Wisata dan Edukasi Konservasi
Tanjung Penyu menyuguhkan pasir putih yang lembut, air jernih kehijauan, tebing dan batuan terjal. Fasilitas wisata seperti spot camping, swafoto, dan perahu wisata semakin berkembang. Tarif masuk cukup terjangkau: Rp10.000 per orang, parkir motor Rp3.000, mobil Rp5.000. Berenang dan bersantai di gazebo dapat dilakukan dengan aman bersama keluarga. Ombaknya cukup aman dan landai. Dengan karakter pasirnya yang halus dan lembut membuat pengunjung asyik bermain pasir.
Menikmati sunset yang indah di sore hari juga banyak menjadi pilihan wisatawan untuk tetap tinggal karena suasananya yang romantis. Beberapa kelompok muda juga senang dapat berkemah di tepi pantainya yang tenang. Beberapa pengelola juga menawarkan jasa edukasi lingkungan dan pelatihan konservasi, terutama saat musim tukik menetas.
Wisatawan disarankan datang pagi (07.00–10.00) atau sore (15.00–17.00) untuk menikmati keindahan dan menghindari teriknya matahari. Namun yang terpenting adalah sikap: membawa sampah sendiri, menghormati ritual, dan mendukung ekonomi lokal dengan bijak.
Menjaga yang Tersisa, Sebuah Catatan Reflektif
Tanjung Penyu ibarat potret ambivalensi: indah tapi rawan rusak, ramai tapi berisiko kehilangan jati diri. Pantai ini adalah laboratorium sosial tempat bertemunya konservasi, budaya, dan ekonomi lokal. Data konservasi menunjukkan tren positif: sekitar 1.160 tukik dilepas sepanjang semester pertama 2025. Namun tantangannya pun tetap besar.

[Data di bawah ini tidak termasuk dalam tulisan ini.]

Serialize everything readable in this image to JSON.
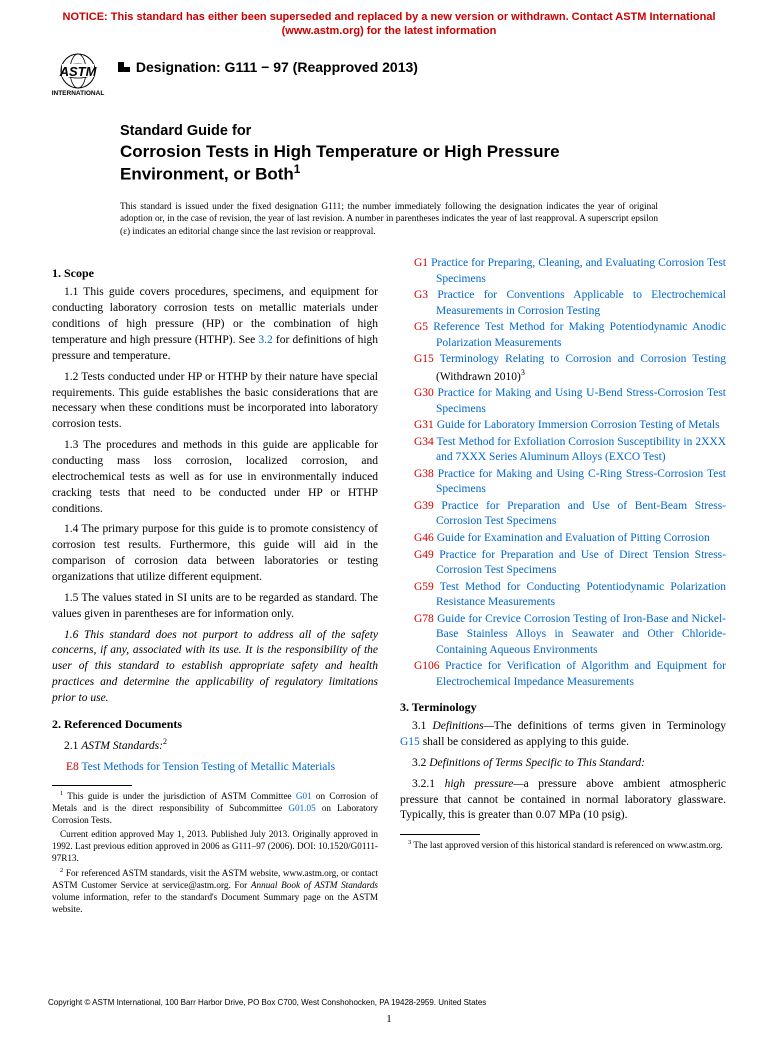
{
  "notice": {
    "text": "NOTICE: This standard has either been superseded and replaced by a new version or withdrawn. Contact ASTM International (www.astm.org) for the latest information",
    "color": "#cc0000"
  },
  "designation": "Designation: G111 − 97 (Reapproved 2013)",
  "title": {
    "line1": "Standard Guide for",
    "line2": "Corrosion Tests in High Temperature or High Pressure Environment, or Both",
    "sup": "1"
  },
  "issued_note": "This standard is issued under the fixed designation G111; the number immediately following the designation indicates the year of original adoption or, in the case of revision, the year of last revision. A number in parentheses indicates the year of last reapproval. A superscript epsilon (ε) indicates an editorial change since the last revision or reapproval.",
  "scope": {
    "head": "1. Scope",
    "p11a": "1.1 This guide covers procedures, specimens, and equipment for conducting laboratory corrosion tests on metallic materials under conditions of high pressure (HP) or the combination of high temperature and high pressure (HTHP). See ",
    "p11_link": "3.2",
    "p11b": " for definitions of high pressure and temperature.",
    "p12": "1.2 Tests conducted under HP or HTHP by their nature have special requirements. This guide establishes the basic considerations that are necessary when these conditions must be incorporated into laboratory corrosion tests.",
    "p13": "1.3 The procedures and methods in this guide are applicable for conducting mass loss corrosion, localized corrosion, and electrochemical tests as well as for use in environmentally induced cracking tests that need to be conducted under HP or HTHP conditions.",
    "p14": "1.4 The primary purpose for this guide is to promote consistency of corrosion test results. Furthermore, this guide will aid in the comparison of corrosion data between laboratories or testing organizations that utilize different equipment.",
    "p15": "1.5 The values stated in SI units are to be regarded as standard. The values given in parentheses are for information only.",
    "p16": "1.6 This standard does not purport to address all of the safety concerns, if any, associated with its use. It is the responsibility of the user of this standard to establish appropriate safety and health practices and determine the applicability of regulatory limitations prior to use."
  },
  "refdocs": {
    "head": "2. Referenced Documents",
    "p21": "2.1 ",
    "p21_italic": "ASTM Standards:",
    "p21_sup": "2",
    "e8_code": "E8",
    "e8_text": " Test Methods for Tension Testing of Metallic Materials"
  },
  "refs": [
    {
      "code": "G1",
      "text": " Practice for Preparing, Cleaning, and Evaluating Corrosion Test Specimens"
    },
    {
      "code": "G3",
      "text": " Practice for Conventions Applicable to Electrochemical Measurements in Corrosion Testing"
    },
    {
      "code": "G5",
      "text": " Reference Test Method for Making Potentiodynamic Anodic Polarization Measurements"
    },
    {
      "code": "G15",
      "text": " Terminology Relating to Corrosion and Corrosion Testing",
      "suffix": " (Withdrawn 2010)",
      "sup": "3"
    },
    {
      "code": "G30",
      "text": " Practice for Making and Using U-Bend Stress-Corrosion Test Specimens"
    },
    {
      "code": "G31",
      "text": " Guide for Laboratory Immersion Corrosion Testing of Metals"
    },
    {
      "code": "G34",
      "text": " Test Method for Exfoliation Corrosion Susceptibility in 2XXX and 7XXX Series Aluminum Alloys (EXCO Test)"
    },
    {
      "code": "G38",
      "text": " Practice for Making and Using C-Ring Stress-Corrosion Test Specimens"
    },
    {
      "code": "G39",
      "text": " Practice for Preparation and Use of Bent-Beam Stress-Corrosion Test Specimens"
    },
    {
      "code": "G46",
      "text": " Guide for Examination and Evaluation of Pitting Corrosion"
    },
    {
      "code": "G49",
      "text": " Practice for Preparation and Use of Direct Tension Stress-Corrosion Test Specimens"
    },
    {
      "code": "G59",
      "text": " Test Method for Conducting Potentiodynamic Polarization Resistance Measurements"
    },
    {
      "code": "G78",
      "text": " Guide for Crevice Corrosion Testing of Iron-Base and Nickel-Base Stainless Alloys in Seawater and Other Chloride-Containing Aqueous Environments"
    },
    {
      "code": "G106",
      "text": " Practice for Verification of Algorithm and Equipment for Electrochemical Impedance Measurements"
    }
  ],
  "terminology": {
    "head": "3. Terminology",
    "p31a": "3.1 ",
    "p31_italic": "Definitions—",
    "p31b": "The definitions of terms given in Terminology ",
    "p31_link": "G15",
    "p31c": " shall be considered as applying to this guide.",
    "p32a": "3.2 ",
    "p32_italic": "Definitions of Terms Specific to This Standard:",
    "p321a": "3.2.1 ",
    "p321_italic": "high pressure—",
    "p321b": "a pressure above ambient atmospheric pressure that cannot be contained in normal laboratory glassware. Typically, this is greater than 0.07 MPa (10 psig)."
  },
  "footnotes": {
    "f1a": "1",
    "f1b": " This guide is under the jurisdiction of ASTM Committee ",
    "f1_link1": "G01",
    "f1c": " on Corrosion of Metals and is the direct responsibility of Subcommittee ",
    "f1_link2": "G01.05",
    "f1d": " on Laboratory Corrosion Tests.",
    "f1e": "Current edition approved May 1, 2013. Published July 2013. Originally approved in 1992. Last previous edition approved in 2006 as G111–97 (2006). DOI: 10.1520/G0111-97R13.",
    "f2a": "2",
    "f2b": " For referenced ASTM standards, visit the ASTM website, www.astm.org, or contact ASTM Customer Service at service@astm.org. For ",
    "f2_italic": "Annual Book of ASTM Standards",
    "f2c": " volume information, refer to the standard's Document Summary page on the ASTM website.",
    "f3a": "3",
    "f3b": " The last approved version of this historical standard is referenced on www.astm.org."
  },
  "copyright": "Copyright © ASTM International, 100 Barr Harbor Drive, PO Box C700, West Conshohocken, PA 19428-2959. United States",
  "page_number": "1",
  "colors": {
    "notice": "#cc0000",
    "link": "#0066cc",
    "code": "#cc0000",
    "text": "#000000",
    "background": "#ffffff"
  },
  "typography": {
    "body_font": "Times New Roman",
    "heading_font": "Arial",
    "body_size_pt": 11.5,
    "footnote_size_pt": 9.2,
    "notice_size_pt": 11,
    "title_size_pt": 17
  }
}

Hal ini sangat dibutuhkan kolaborasi aktif antara pemerintah, komunitas lokal, dan wisatawan. Edukasi multibahasa tentang pentingnya penyu dan makna ritual harus dipasang di titik-titik strategis. Sekolah-sekolah bisa terlibat dalam kegiatan pelepasan tukik, agar generasi muda tumbuh dengan rasa memiliki terhadap lingkungan dan budaya mereka sendiri.
Laut Menyimpan Jejak Kita
Tanjung Penyu bukan hanya soal pantai dan penyu. Ia adalah tempat di mana kita bisa bertanya: apakah kita datang sebagai penikmat, perusak, atau penjaga? Karena pada akhirnya, laut dan semua yang hidup di dalamnya akan menilai cara kita memandang dan memperlakukannya. Di sinilah jejak penyu dan jejak manusia bertemu dan kita harus memastikan bahwa keduanya tetap lestari. Salam Lestari!